So. We know that load (or vacuum) is the way fuel is delivered to the cylinder, but how does the motor know how much fuel? And how much fuel is actually needed?
Lets start, by talking about the air/fuel ratio.
A ratio, just means “amount of one thing compared to amount of another”. In our case, it means amount of air compared to the amount of fuel. When you see someone talk about air/fuel ratios, they usually put the air part first, followed (or divided) by the fuel part. So an A/F ratio of 13 to 1, or 13-1, or 13/1 just means “thirteen parts air to one part fuel”.
Now, lets talk a little simple chemistry. The burning of air and fuel is just a chemical reaction called combustion. Chemical reactions are described by chemists in chemical equations, and the science of balancing these equations, or determining how much of each chemical reacts, is called “stoichiometry”. Lets look at a simple one:
1O2 + 2H2 --> 2H2O
It’s a little hard to read that, but it just means “One molecule (consisting of two atoms) of Oxygen plus two molecules (consisting of two atoms each) of Hydrogen will react and form 2 molecules of water”. You’ll notice, that in this reaction, everything gets used up, and no atoms are left over, and so the reaction is said to be “stoichiometric” (i.e. nothing is left over), and now you know where that big word comes from that gets tossed around when people talk about A/F ratios. It just means “completely burnt with nothing left over”. Glad we got that out of the way.
Now that we understand stoichiometric A/F ratios, lets define a couple of things.
An A/F ratio is said to be “Lean”, when there is air left over after burning.
An A/F ratio is said to be “Rich”, when there is gasoline left over after burning.
Now, the perfect stoichiometric A/F ratio varies based on a lot of factors, like the formulation of the gasoline, or the density of the air, but in general, we can say it’s in the neighborhood of 13 parts of air to one part of gas, or 13/1.
So now we understand ratios, and what ratio we are aiming at, but how does the motor get the right amount of gas in to make that ratio? Vacuum, that’s how.
A carbureted motor does it directly, by varying the size of its jets. The carb sits in-line between the outside air pressure (air filter) and the manifold pressure (load or vacuum). The action of the air flowing through it into the manifold causes suction in the jets, which pull gas out of the bowl, and spit it into the intake manifold. The bigger the jet, the more gas gets spit out for a given vacuum. But it’s a little different in a fuel-injected motor, since the fuel injectors are turned off and on by the computer (ECU). So how does the computer measure the load to know how long to turn the injectors on? By using sensors.

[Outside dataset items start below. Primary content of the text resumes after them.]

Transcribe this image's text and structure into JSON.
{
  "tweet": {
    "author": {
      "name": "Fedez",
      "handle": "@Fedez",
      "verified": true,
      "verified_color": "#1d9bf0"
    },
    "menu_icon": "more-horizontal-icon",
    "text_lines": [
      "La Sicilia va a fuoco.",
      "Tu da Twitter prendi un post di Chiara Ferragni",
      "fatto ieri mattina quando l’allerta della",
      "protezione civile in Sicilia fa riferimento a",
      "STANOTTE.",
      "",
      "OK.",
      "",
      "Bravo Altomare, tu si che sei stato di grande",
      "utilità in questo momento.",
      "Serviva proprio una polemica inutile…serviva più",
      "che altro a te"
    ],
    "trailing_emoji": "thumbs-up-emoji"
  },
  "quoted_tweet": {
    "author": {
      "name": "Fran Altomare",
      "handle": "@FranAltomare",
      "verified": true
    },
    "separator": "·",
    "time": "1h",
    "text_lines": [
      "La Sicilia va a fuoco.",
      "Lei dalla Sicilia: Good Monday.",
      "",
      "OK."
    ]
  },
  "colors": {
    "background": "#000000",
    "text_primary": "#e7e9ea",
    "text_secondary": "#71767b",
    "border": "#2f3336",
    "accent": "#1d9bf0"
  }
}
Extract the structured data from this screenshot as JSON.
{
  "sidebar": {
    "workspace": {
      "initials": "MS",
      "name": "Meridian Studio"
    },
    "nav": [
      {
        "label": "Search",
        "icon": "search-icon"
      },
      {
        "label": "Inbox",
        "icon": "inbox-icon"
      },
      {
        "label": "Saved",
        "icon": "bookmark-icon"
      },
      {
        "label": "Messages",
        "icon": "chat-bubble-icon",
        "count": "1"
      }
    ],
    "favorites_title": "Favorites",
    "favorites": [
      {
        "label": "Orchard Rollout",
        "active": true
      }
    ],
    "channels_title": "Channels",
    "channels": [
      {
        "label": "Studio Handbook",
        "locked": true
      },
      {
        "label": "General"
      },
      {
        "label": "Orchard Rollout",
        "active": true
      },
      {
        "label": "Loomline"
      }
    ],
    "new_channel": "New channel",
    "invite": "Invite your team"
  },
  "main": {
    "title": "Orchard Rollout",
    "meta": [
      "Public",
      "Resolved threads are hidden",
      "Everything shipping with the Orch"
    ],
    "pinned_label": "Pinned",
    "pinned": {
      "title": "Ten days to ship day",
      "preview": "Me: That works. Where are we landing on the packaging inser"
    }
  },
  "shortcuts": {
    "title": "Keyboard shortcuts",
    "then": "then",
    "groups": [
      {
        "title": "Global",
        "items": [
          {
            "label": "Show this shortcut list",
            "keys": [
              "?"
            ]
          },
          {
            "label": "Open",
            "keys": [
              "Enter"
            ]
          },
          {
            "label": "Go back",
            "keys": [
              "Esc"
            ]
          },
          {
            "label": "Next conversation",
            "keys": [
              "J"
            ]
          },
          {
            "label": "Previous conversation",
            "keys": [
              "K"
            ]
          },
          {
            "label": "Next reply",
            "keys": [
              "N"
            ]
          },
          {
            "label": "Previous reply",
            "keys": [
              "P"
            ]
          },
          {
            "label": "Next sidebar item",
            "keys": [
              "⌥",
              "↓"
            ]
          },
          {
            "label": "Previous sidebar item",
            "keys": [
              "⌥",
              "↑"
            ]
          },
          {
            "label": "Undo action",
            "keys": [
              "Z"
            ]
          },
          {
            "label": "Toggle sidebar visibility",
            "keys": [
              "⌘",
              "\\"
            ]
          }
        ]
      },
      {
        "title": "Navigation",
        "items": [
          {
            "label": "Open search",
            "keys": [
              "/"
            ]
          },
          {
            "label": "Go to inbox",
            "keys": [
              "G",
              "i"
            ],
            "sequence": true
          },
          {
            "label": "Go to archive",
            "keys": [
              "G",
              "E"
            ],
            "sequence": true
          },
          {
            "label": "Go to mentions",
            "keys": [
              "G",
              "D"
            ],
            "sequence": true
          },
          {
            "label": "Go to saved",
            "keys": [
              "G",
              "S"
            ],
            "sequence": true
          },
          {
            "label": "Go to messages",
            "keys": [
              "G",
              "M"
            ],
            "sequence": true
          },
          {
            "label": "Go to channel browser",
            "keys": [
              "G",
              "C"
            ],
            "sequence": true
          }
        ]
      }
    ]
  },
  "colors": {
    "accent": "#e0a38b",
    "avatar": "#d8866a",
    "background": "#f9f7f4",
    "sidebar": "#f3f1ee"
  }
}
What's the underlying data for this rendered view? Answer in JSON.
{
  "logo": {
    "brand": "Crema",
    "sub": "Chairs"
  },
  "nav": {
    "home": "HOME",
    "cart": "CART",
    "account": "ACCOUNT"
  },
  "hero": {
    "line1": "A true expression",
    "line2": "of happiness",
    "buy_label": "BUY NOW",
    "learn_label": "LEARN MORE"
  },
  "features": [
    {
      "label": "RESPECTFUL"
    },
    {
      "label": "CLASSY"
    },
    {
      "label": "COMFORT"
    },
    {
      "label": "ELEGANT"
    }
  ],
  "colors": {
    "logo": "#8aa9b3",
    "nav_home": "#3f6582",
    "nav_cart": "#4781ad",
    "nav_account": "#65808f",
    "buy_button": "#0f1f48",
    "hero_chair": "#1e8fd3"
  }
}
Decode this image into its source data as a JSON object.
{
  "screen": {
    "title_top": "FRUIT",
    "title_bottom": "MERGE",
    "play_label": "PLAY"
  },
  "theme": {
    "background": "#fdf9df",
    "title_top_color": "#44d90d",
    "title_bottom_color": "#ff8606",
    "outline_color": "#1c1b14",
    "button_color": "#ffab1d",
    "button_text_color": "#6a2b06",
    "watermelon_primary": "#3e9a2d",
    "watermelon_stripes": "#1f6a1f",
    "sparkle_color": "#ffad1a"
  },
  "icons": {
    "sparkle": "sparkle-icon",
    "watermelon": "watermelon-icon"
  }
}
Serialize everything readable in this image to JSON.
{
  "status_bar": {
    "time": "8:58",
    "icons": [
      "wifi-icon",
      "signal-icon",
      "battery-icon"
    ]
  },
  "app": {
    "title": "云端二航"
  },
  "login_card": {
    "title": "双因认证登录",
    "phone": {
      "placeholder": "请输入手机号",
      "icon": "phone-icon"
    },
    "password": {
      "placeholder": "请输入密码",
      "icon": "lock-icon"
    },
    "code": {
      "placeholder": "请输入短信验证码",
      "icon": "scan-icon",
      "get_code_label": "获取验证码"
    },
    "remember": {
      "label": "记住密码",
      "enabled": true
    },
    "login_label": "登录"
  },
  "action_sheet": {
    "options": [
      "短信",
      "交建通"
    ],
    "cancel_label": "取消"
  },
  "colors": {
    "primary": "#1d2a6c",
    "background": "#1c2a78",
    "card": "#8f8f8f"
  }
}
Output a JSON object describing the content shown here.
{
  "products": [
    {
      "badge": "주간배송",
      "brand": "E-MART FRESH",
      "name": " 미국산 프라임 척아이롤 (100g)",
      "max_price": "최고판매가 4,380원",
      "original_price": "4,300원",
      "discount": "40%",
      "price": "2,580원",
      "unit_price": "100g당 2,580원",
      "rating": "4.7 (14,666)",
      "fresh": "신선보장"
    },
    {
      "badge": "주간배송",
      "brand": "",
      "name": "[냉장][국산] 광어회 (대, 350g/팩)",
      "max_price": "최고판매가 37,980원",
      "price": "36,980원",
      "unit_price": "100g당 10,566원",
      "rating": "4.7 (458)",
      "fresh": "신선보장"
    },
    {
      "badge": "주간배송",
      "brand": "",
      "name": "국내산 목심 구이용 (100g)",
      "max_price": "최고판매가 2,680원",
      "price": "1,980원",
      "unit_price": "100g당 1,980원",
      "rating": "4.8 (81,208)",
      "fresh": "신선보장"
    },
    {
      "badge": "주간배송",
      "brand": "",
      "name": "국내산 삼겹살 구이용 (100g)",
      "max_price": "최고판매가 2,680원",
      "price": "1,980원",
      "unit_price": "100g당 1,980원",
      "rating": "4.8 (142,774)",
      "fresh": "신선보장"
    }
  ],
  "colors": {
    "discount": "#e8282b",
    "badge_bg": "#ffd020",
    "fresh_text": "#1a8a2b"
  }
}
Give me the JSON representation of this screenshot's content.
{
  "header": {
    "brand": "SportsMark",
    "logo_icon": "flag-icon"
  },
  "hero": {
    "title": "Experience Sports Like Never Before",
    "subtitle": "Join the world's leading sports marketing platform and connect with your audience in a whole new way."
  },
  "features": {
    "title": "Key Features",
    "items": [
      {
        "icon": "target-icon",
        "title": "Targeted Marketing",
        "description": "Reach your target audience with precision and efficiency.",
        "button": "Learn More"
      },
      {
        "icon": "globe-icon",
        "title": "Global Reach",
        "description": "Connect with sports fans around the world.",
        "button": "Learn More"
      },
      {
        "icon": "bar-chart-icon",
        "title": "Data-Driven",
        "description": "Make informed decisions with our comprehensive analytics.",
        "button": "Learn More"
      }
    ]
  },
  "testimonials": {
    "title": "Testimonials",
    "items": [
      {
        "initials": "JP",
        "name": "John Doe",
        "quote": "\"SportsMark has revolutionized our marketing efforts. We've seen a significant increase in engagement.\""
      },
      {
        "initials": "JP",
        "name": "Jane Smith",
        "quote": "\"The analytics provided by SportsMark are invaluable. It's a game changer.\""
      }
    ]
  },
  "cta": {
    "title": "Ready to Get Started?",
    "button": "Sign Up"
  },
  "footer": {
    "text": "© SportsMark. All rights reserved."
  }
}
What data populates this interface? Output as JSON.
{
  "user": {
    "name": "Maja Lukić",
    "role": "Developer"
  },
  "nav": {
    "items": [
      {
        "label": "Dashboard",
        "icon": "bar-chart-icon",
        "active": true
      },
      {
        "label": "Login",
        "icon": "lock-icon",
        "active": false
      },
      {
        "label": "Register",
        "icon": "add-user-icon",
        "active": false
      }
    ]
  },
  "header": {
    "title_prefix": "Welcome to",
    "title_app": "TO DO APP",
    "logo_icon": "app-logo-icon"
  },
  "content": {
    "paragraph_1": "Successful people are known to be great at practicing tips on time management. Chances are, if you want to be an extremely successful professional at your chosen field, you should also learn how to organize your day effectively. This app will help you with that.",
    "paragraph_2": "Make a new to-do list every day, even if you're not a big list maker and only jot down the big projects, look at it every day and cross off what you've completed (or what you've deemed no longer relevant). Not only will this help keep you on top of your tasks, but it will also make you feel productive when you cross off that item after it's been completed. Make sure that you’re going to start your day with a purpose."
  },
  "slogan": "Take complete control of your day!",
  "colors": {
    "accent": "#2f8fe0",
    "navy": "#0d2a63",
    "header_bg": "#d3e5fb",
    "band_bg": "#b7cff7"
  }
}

There are several involved in this process, with the most important being the “MAP” (manifold absolute pressure) sensor, which directly measures the pressure in the intake manifold. The computer then compares this pressure to the outside air pressure, or barometric pressure (obtained by reading the BAR sensor), and now knows just how much vacuum the motor is pulling. In order to get load though, the computer needs to know how much air is being pulled into the cylinders, so it needs to know the air density as well. It does this by looking at the intake air temperature measure by the “IAT” sensor. The ECU has a table of density values in it that compares density at various temperatures and pressures. It just takes the values it read from its IAT and (adjusted) MAP sensor, looks up the density value for these readings in its table, and “hey presto”, your ECU now has a direct measurement of the load on your motor. Now that the ECU knows the load, it just has to figure out how long to turn the injectors on to get the right A/F ratio (which it does by looking it up in a fuel table by comparing load to RPM), and boom – we got gas. The same table is also used to look up the right time to fire the spark plugs (timing). Honda calls this “three dimensional fuel programming”, and I guess that’s sort of accurate.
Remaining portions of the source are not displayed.